We’ve got all these questions we might engage offline on this one because I’ve seen trending used a variety of ways. So for instance, a trend might be material price escalation, unavailability of local subcontractors. We’re going into a geographic area with relatively unskilled labor and that’s going to be a trend that affects our productivity. So as we’re doing that forecasting and we’re understanding what that estimate to complete is, we can certainly apply those trends. So if I know that my material prices are going to rise because we’ve hit a shortage of supply and the prices are going to go up, I can either label that as my trend and then I can look through the use of our dashboards and reporting, see what percentage of our ETC is determined by changes to material costs or escalations or in availability of supply chain. We can surface all of that stuff. And it’s just a matter of including that trend descriptor with that forecast. Now, if I misunderstood the question maybe that that’d be due to time constraints. We might want to handle that one offline.

 

Jordan Brooks:

Yeah. And real quick, we’ll make this the last one and then we can handle the last ones we didn’t get to offline. But I just to add to Rick’s point there trending and where that can tie into estimate to complete with cost or productivity. By having that connected data that you’re getting from that platform solution, I won’t even tie this to just a short term. Maybe you can look at historical data about how you’ve done on an operation, whether that’s with cost or productivity. And you can maybe account for that in your estimate to complete with the historic data you’ve seen on similar projects with similar operations. So not only by storing that information in a platform solution, having that connected data, you can look back as far as you possibly have access to or as near term as you want to.

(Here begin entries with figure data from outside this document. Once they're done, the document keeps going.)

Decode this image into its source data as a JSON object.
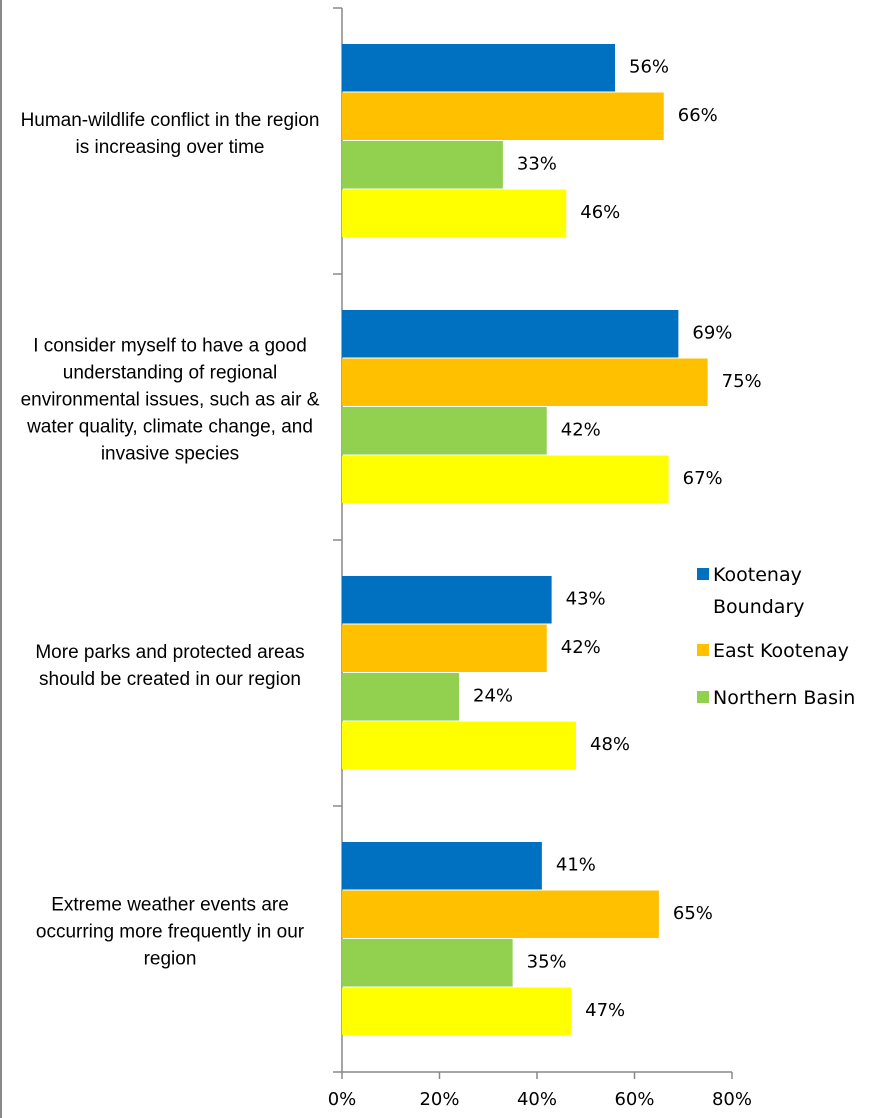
{
  "chart_data": {
    "type": "hbar",
    "categories": [
      "Human-wildlife conflict in the region is increasing over time",
      "I consider myself to have a good understanding of regional environmental issues, such as air & water quality, climate change, and invasive species",
      "More parks and protected areas should be created in our region",
      "Extreme weather events are occurring more frequently in our region"
    ],
    "series": [
      {
        "name": "Kootenay Boundary",
        "color": "#0070c0",
        "values": [
          56,
          69,
          43,
          41
        ],
        "value_labels": [
          "56%",
          "69%",
          "43%",
          "41%"
        ]
      },
      {
        "name": "East Kootenay",
        "color": "#ffc000",
        "values": [
          66,
          75,
          42,
          65
        ],
        "value_labels": [
          "66%",
          "75%",
          "42%",
          "65%"
        ]
      },
      {
        "name": "Northern Basin",
        "color": "#92d050",
        "values": [
          33,
          42,
          24,
          35
        ],
        "value_labels": [
          "33%",
          "42%",
          "24%",
          "35%"
        ]
      },
      {
        "color": "#ffff00",
        "values": [
          46,
          67,
          48,
          47
        ],
        "value_labels": [
          "46%",
          "67%",
          "48%",
          "47%"
        ]
      }
    ],
    "xlim": [
      0,
      80
    ],
    "xticks": [
      {
        "value": 0,
        "label": "0%"
      },
      {
        "value": 20,
        "label": "20%"
      },
      {
        "value": 40,
        "label": "40%"
      },
      {
        "value": 60,
        "label": "60%"
      },
      {
        "value": 80,
        "label": "80%"
      }
    ],
    "legend": "right"
  }
}
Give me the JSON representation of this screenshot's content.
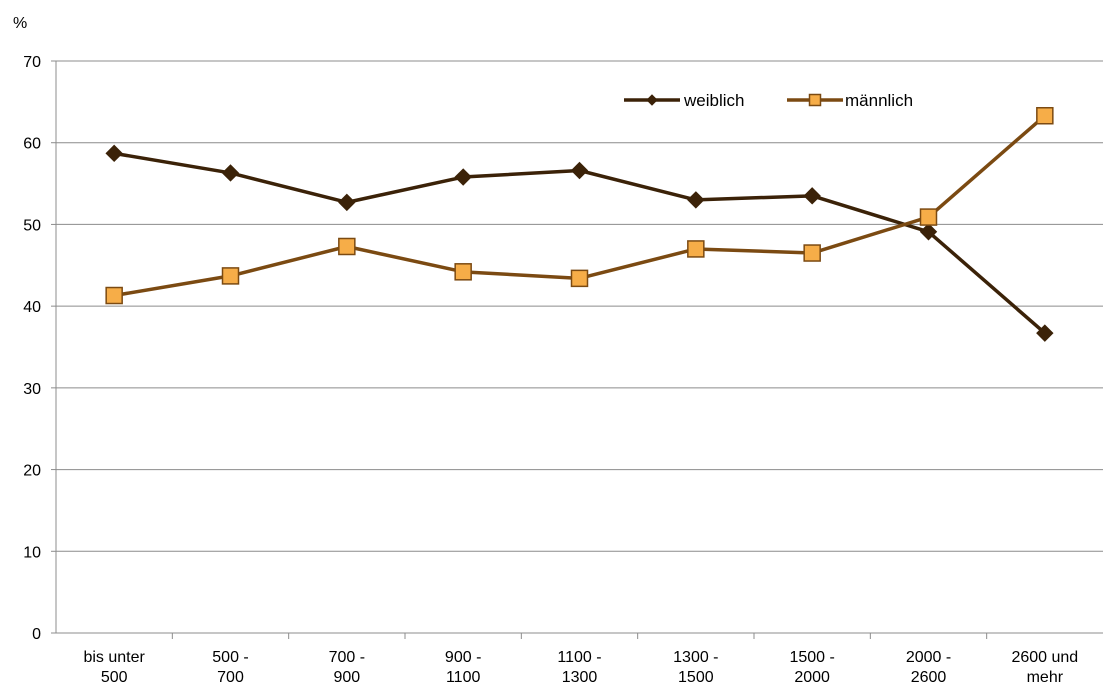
{
  "chart_data": {
    "type": "line",
    "ylabel": "%",
    "ylim": [
      0,
      70
    ],
    "yticks": [
      0,
      10,
      20,
      30,
      40,
      50,
      60,
      70
    ],
    "grid": true,
    "legend_position": "top-right",
    "categories": [
      [
        "bis unter",
        "500"
      ],
      [
        "500 -",
        "700"
      ],
      [
        "700 -",
        "900"
      ],
      [
        "900 -",
        "1100"
      ],
      [
        "1100 -",
        "1300"
      ],
      [
        "1300 -",
        "1500"
      ],
      [
        "1500 -",
        "2000"
      ],
      [
        "2000 -",
        "2600"
      ],
      [
        "2600 und",
        "mehr"
      ]
    ],
    "series": [
      {
        "name": "weiblich",
        "marker": "diamond",
        "color": "#3b2208",
        "marker_fill": "#3b2208",
        "values": [
          58.7,
          56.3,
          52.7,
          55.8,
          56.6,
          53.0,
          53.5,
          49.1,
          36.7
        ]
      },
      {
        "name": "männlich",
        "marker": "square",
        "color": "#7b4a12",
        "marker_fill": "#f6ad48",
        "values": [
          41.3,
          43.7,
          47.3,
          44.2,
          43.4,
          47.0,
          46.5,
          50.9,
          63.3
        ]
      }
    ]
  }
}
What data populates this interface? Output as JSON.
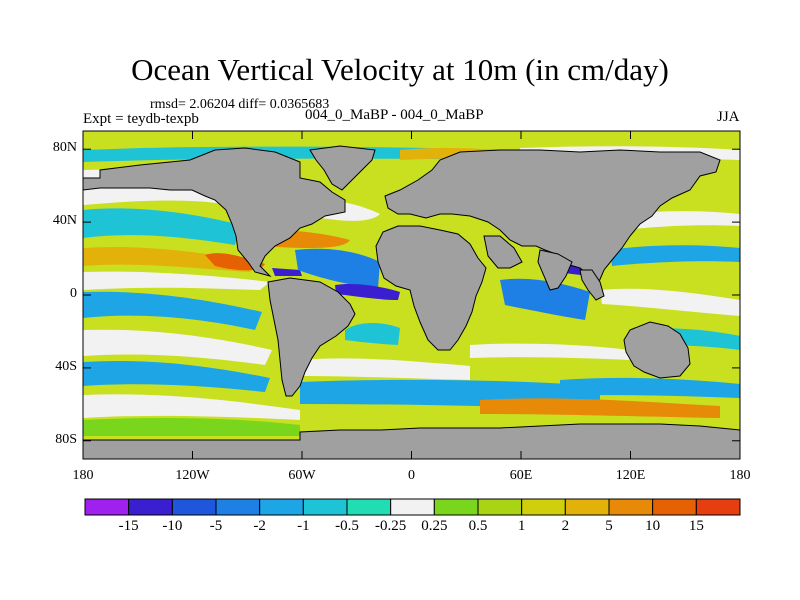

Maybe that operation has been happening on the job already. You’re storing that performance on there. You can go look and say, “Well, we’re running at a unit rate of this on this operation. Let’s apply that to our forecast to get maybe a little bit more accurate estimate to complete.” So you’ve got a lot of data you can look at. We can recommend all kinds of things. I’m sure Rick and I have all kinds of ideas of what you could do with that. But having that data I think is the important part of that. And like John said it, you have trending, whether that be historic trending or even just project trending, you can go to any level you want.

 

Ahmed Fouda:

All right. So next question. How can you resource-load a conceptual schedule when the resources are not known and it is based on high-level [inaudible 00:59:30]?

 

Jordan Brooks:

Yeah, and I’m looking at these, Ahmed. I think we got three left that maybe we’re already three minutes over. We’ll cover these offline if that’s okay with anyone else that has a question. Go on and throw it on before you leave and we’ll answer these offline for any attendees that we didn’t get to because I’ve got answers to most of these, and I’m sure Rick does as well.

 

Rick Deans:

Good use for your inference engine there.

 

Jordan Brooks:

Yeah, absolutely. So we’ll cover the ones we didn’t get to since we’re already three minutes over, we don’t want to take up too much people’s time. Let me go to one more screen over here. All right. So thanks again from Rick and I, AACE. Thank you for letting us participate in this webinar. As always, thank you for everyone who hopped on and participated. Always great participation. Ahmed, thanks for being the host for this webinar. We really appreciate it.

 

Ahmed Fouda:

Yeah, thank you everybody for attending this great meeting. And thank you, Jordan and Rick. AACE International will be in touch with you for the post-event recording. I hope you have a good rest of your day. Thank you so much.